Il governo è ancora al lavoro sul Decreto di Aprile, definito dal ministro dell’Economia, Roberto Gualtieri, “una manovra espansiva imponente, di una entità mai raggiunta dal dopoguerra ad oggi”. Le principali novità saranno rappresentate nell’ambito di intervento sulle misure fiscali e per il pacchetto lavoro. Di seguito, punto per punto, le principali misure sul tavolo di discussione attese nel nuovo provvedimento:

  • Bonus 800 euro Inps per autonomi: il bonus da 600 euro passa a 800 euro, ma a poterlo richiedere sono coloro che nel 2019 abbiano dichiarato un reddito non superiore ai 35 mila euro lordi. L’aumento del sostegno vedrà il rifinanziamento della misura con ulteriori 7 miliardi. Da maggio invece verranno applicati i nuovi paletti selettivi.
  • Reddito di emergenza (Rem): si tratta dell’aiuto al reddito per tutti quei lavoratori esclusi dagli altri ammortizzatori sociali: circa 2,5 milioni di persone. A loro andranno per due mesi 500 euro che verranno assegnati in base alla fascia di reddito Isee.
  • Cig prolungata di 9 settimane: la cassa integrazione è già stata chiesta per un lavoratore dipendente su due. Il Decreto di Aprile prevede un rifinanziamento della cassa integrazione d’emergenza ordinaria e in deroga, rivolta anche alle piccole aziende con meno di 5 dipendenti.
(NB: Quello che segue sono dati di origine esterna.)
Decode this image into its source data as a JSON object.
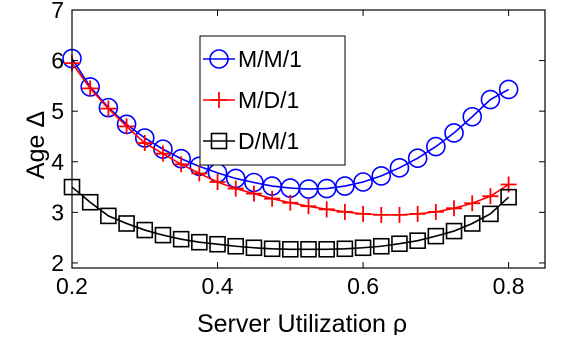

Il Cura Italia prevedeva una durata di massimo 9 settimane, la nuova misura allunga di altre 9 divise in due step: prima un finanziamento di 5 settimane, poi di altre 4, grazie a un rifinanziamento di 15 miliardi, di cui 13 per la cig e il resto per i fondi di solidarietà.
  • Due mesi in più alla Naspi, indennizzo a colf e badanti: con un finanziamento di poco inferiore al miliardo di euro, si allunga l’indennità di disoccupazione per chi ha perduto l’impiego; mentre le colf e le badanti regolarmente assunte e che non hanno lavorato in questi mesi a causa del Covid-19, potrebbero ricevere tra i 200 e i 400 euro calcolati sul monte ore del contratto.
  • Prorogato lo stop ai licenziamenti per altri due mesi: il blocco è previsto fino al 18 maggio, ma il governo è al lavoro per estendere lo stop ai licenziamenti collettivi e individuali per motivi economici fino a fine emergenza, 31 luglio.
  • Prorogati i congedi e il Bonus baby sitter: per i congedi saranno previsti ulteriori 15 giorni fino a settembre, retribuiti al 50% per figli minori di 12 anni (il limite di età non si considera nel caso di figli con disabilità). Per i genitori di figli dai 12 ai 16 anni il congedo non è retribuito. Il bonus da 600 euro comprende anche le coppie che lavorano in smart working e viene erogato dall’Inps mediante il Libretto Famiglia.